If you aren’t sure when the symptoms started, or if the symptoms appear and then go away, call 911 anyway. The purpose of getting an emergency or urgent evaluation is to get you in treatment as soon as possible.
This is critical if it is a stroke, but also can be important for other issues that can mimic a stroke, including seizures, infections or low blood sugar in diabetics. Even migraine headaches can resemble a stroke. An evaluation by a medical provider will help determine the cause and treatment options.

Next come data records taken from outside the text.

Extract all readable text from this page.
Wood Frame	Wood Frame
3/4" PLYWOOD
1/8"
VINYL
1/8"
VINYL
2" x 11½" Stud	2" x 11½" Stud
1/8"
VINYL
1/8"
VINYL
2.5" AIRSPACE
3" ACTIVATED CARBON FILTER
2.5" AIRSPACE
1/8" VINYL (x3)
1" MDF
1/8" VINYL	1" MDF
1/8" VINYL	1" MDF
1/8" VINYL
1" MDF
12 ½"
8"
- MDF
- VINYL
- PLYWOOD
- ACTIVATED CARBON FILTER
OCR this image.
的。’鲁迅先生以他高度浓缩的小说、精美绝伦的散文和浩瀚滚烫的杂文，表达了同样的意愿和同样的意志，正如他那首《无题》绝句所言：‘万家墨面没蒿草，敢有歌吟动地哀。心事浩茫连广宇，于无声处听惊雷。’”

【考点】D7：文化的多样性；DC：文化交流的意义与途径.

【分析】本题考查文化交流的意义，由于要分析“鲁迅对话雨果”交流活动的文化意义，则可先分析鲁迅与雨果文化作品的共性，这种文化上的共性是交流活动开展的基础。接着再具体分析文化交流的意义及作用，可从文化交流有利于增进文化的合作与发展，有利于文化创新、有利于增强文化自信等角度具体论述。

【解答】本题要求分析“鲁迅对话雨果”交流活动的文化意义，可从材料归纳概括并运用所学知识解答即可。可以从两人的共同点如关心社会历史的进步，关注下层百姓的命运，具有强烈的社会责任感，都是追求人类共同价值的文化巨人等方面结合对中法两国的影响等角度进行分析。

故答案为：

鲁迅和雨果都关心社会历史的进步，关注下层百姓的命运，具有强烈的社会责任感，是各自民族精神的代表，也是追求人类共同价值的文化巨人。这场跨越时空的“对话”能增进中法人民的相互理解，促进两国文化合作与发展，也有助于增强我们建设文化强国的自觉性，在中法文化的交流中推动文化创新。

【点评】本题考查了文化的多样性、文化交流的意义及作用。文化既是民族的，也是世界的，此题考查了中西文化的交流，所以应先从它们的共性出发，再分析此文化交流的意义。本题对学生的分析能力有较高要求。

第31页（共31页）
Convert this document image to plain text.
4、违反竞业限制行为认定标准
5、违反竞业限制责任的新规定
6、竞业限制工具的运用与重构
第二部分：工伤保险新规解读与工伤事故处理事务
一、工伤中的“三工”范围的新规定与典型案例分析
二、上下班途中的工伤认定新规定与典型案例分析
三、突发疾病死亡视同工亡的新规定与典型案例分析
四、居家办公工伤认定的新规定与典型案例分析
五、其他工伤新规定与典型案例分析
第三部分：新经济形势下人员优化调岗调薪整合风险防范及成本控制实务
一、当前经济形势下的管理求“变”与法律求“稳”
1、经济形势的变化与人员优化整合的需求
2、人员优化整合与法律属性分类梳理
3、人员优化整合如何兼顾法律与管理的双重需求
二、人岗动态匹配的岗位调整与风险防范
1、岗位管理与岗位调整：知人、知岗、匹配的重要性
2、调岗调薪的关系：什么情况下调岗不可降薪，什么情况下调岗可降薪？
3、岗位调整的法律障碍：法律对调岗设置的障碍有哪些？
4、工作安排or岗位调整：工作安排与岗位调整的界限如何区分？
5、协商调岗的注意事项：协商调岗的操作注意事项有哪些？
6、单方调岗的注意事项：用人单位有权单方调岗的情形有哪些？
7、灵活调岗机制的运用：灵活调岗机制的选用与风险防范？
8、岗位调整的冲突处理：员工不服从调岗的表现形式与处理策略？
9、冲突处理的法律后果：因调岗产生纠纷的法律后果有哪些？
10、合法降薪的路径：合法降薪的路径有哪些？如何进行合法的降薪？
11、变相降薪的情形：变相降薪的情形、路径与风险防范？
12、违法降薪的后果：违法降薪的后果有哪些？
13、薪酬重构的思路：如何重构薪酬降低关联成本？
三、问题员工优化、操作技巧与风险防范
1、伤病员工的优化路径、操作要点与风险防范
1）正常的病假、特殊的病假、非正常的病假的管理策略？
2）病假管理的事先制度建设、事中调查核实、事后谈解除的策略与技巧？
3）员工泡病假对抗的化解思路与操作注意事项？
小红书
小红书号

What can I do to prevent a stroke?
While more strokes happen to older adults, they can happen at any age. Making healthy changes to manage blood pressure (the highest risk factor for stroke) and other conditions reduces the risk of a stroke. Focus on these treatable risk factors that support health overall to help prevent a stroke:
Blood pressure: This is the No. 1 treatable risk factor for stroke. It is vital to check blood pressure at home and work with your primary care provider to make sure it is in the appropriate range.
Cholesterol: Treat elevated cholesterol with diet and exercise and when necessary work with your provider for recommendations on medication such as statins.
Diabetes: Manage your blood sugar with your provider. Elevated blood sugar damages blood vessels and leads to atherosclerosis (plaque formation) in blood vessels, a leading cause of strokes.
Smoking: Stop smoking if you smoke. This also causes plaque to build up in blood vessels.
There are many factors that go into stroke risk and how severe or lasting the impacts might be, but patients have a better chance at reducing or reversing damage if they recognize the symptoms and get into medical treatment right away.
A stroke can be a life-changing event, and it takes time to recover. Every stroke patient’s recovery is different, but there is a positive prognosis for many people who experience a stroke. In summary, TIME IS BRAIN! BE FAST and call 911 if you or someone you know is experiencing signs and symptoms of a stroke.
Dr. Jeff Markin is a family medicine physician practicing at Kaiser Permanente’s Veradale Medical Center.